Читаем Сердце: Повести и рассказы полностью

Длинное тело отдыхает, плотно прилегло к простыне; усталость просачивается из него книзу, как дождь в землю... А ведь я все-таки ощущаю себя вот тут, в голове. Холодные ноги — это не я, живот — не я, сердце — совсем не я, оно — чужое, постороннее, а я только здесь, в голове съежился... Интересно бы посмотреть на свое лицо изнутри, какое оно? Все выгнуто в обратную сторону, как форма для барельефа... Кстати, нужно повесить портреты в комнатах правления... бюст какой-нибудь. А то очень голо. Ну ладно, сплю. Юрка ровно дышит на кушетке. Он всегда спит крепко. И я...

Гремят страшные удары, вспыхивает багровый свет. Что это? Смерть? Открываю глаза. Темнота. Сердце мчится бешено, вскачь, в карьер. Провожу рукой по лицу. Холодный пот. Это случилось в то же мгновение, как я заснул. Заснул — и грохот... и я проснулся.

А ведь и верно, что-то грохочет... близко, во дворе. Тяжело дыша, приподнимаюсь на локте. Слушаю. Погрохочет и смолкнет, и опять.

Осторожно, чтобы не толкнуть Надю, слезаю с кровати. Прижимаюсь носом к холодному запотевшему окну. Весь двор зеленовато-белый, черные тени, и месяц купается в осиянном небе, как в голубом вине. Кто-то черный, согнувшись, ходит по двору, и от него грохот. Тихонько отворяю окно, высовываюсь, холодный воздух покалывает мне горло.

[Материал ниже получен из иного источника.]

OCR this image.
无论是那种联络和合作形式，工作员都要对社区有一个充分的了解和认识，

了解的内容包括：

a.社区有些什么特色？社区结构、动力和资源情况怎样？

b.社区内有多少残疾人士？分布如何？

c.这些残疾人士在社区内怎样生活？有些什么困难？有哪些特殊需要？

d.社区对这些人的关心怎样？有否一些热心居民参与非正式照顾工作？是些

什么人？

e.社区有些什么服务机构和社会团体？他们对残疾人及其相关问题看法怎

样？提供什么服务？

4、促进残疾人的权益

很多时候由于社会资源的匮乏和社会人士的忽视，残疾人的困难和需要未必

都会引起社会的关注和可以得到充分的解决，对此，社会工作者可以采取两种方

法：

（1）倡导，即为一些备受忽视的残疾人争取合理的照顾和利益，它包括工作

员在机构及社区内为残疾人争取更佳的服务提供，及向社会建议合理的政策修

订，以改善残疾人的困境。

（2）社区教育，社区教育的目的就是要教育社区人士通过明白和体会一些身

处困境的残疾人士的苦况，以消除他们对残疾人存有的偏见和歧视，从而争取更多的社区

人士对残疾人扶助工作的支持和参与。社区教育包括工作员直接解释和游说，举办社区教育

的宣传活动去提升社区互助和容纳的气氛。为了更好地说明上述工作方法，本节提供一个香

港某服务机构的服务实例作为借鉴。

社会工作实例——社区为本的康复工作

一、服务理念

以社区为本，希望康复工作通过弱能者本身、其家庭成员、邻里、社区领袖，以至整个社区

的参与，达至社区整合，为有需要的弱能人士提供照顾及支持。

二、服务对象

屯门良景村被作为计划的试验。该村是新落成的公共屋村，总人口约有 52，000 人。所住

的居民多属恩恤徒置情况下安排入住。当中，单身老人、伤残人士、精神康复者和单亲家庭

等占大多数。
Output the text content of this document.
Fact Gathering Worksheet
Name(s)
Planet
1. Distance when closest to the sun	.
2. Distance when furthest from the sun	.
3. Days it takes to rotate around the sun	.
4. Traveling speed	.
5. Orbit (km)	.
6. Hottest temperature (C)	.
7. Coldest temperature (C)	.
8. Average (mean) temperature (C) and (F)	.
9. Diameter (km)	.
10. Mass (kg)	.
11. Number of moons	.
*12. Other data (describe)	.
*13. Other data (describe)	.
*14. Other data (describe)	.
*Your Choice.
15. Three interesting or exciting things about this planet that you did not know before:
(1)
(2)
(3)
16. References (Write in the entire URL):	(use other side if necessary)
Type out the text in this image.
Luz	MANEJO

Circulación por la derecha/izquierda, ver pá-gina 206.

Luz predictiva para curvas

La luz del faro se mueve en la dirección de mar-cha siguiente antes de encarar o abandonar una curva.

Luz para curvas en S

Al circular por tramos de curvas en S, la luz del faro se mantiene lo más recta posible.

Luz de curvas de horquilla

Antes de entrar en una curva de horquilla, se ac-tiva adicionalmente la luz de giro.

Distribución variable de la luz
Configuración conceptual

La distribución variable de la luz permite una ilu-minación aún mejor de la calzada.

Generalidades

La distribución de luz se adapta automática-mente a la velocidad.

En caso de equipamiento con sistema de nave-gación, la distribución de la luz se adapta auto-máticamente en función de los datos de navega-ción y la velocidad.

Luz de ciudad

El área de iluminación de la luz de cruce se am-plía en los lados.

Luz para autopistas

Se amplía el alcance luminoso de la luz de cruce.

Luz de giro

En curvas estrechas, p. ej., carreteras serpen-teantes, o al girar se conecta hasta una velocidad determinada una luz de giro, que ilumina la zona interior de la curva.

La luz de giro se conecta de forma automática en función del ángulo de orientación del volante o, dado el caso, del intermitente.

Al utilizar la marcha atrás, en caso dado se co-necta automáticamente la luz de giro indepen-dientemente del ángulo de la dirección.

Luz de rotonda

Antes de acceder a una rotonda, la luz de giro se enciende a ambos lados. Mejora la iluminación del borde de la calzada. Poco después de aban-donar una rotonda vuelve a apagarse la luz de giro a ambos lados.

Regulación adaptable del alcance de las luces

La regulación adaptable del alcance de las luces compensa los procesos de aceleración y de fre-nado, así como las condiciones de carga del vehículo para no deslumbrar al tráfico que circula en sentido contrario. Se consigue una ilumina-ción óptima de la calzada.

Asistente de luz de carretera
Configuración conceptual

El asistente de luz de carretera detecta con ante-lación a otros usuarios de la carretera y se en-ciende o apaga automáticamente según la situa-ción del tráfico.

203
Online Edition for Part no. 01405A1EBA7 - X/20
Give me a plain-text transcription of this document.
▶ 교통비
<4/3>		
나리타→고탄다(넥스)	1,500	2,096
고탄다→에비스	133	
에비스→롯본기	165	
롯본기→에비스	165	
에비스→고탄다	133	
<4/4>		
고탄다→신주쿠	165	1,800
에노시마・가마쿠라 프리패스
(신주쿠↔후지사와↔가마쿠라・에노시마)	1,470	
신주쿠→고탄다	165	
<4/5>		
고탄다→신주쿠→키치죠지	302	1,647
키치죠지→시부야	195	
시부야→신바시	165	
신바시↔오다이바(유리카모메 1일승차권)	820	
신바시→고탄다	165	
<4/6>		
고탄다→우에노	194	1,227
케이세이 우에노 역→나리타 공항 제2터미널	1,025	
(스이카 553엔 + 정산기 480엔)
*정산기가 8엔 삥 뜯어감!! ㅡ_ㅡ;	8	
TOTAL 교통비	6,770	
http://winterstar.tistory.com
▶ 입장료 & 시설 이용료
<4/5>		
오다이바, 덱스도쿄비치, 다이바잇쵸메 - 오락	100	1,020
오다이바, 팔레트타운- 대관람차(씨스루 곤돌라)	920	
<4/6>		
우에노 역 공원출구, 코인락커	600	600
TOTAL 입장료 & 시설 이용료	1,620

Так и знал, это Сморчок. Он опять катает свою бочку. Вот он заметил меня, подходит к окну, смотрит, задрав голову. Серебряный свет льется на его всклокоченные волосы, яркая тень от носа пересекает усы и бороду. Он похож на утопленника. Рваный пиджачишко надет на голое тело, и дряблое сверкающее пузо вываливается через гашник.

— Опять ты безобразничаешь, Сморчок, — шиплю я ему, — ты людям спать не даешь. Как тебе не стыдно!

Он вытягивается и отдает мне честь:

— Вашему высокородию нижайший почет, через пень-колоду, за море-окиян, в белокаменный град. Позавчера родился, нынче женился, помирать не хочу, честь имею представиться. Вашей тетеньке двоюродный плетень и народный комиссар монополии.

Что с ним будешь делать? Я говорю жалобно:

— Иди спать, Сморчок. Брось свою бочку. Я болен и из-за тебя заснуть не могу. Хоть меня пожалей!

Он шаркает босой ногой и опять отдает честь.

— Так что ходатайствую о безвозвратной стипендии. Двугривенный на поминовение усопших родителей и раздробление миров. Тюлечки-маргулечки, валеный сапог. Всевозможное вращение.

— А шуметь больше не будешь?

— Засну, как плотва, до страшного суда.

Я достаю из пиджака монету и кидаю ему. Она падает на булыжник, звеня. Сморчок ищет ее, встав на четвереньки, что-то кричит. По я поскорее прикрываю раму.

Надя спит, повернувшись к степке. Блестит ее круглое плечо.

«Надо бы все-гаки купить вторую кровать, — думаю я, укладываясь, — а то неудобно...»

Тишина проглатывает меня.

IV

Мы выходим из столовой. В этот час послеслужебного разъезда улица торопится больше, чем всегда. Она спешит по домам, она хочет ухватить за копчик ускользающий день. Трамваи и автобусы нафаршированы плотно, у остановок очереди, в магазинах давка. Люди сразу вспомнили о себе, потому что в течение шести часов для себя были только незамечаемые папиросы и стакан чаю с бутербродом.

Последние, уже желтеющие отсветы солнца, отлетающая теплынь, длинные тени.

Мы тоже торопимся, быстро шагаем, и одна витрина за другой перехватывают наши отражения. Мое пальто и портфель под мышкой проплывают по тканям, флаконам духов, галантерейной мишуре, по книгам; павлиний хвост обложек, кричащие цвета, пестрая шотландская клетка, белизна самоуверенной скромности; тьмы и тьмы книг, каждый день десятки новых; испуганные глаза автора, пробегающие рецензию, грубый читательский палец с желтым ногтем, поспешно разрывающий необрезанные листы... Успевают ли все это прочитывать?

— Товарищ Иванова, ты много читаешь?

— Нет, мало. А что?

— Беллетристику читаешь: стихи, романы?

— Редко, некогда все. Вот в отпуску была, «Вирипею» прочитала... этой, как ее, Сейфуллиной. Ничего. Потом какого-то иностранного, забыла фамилию.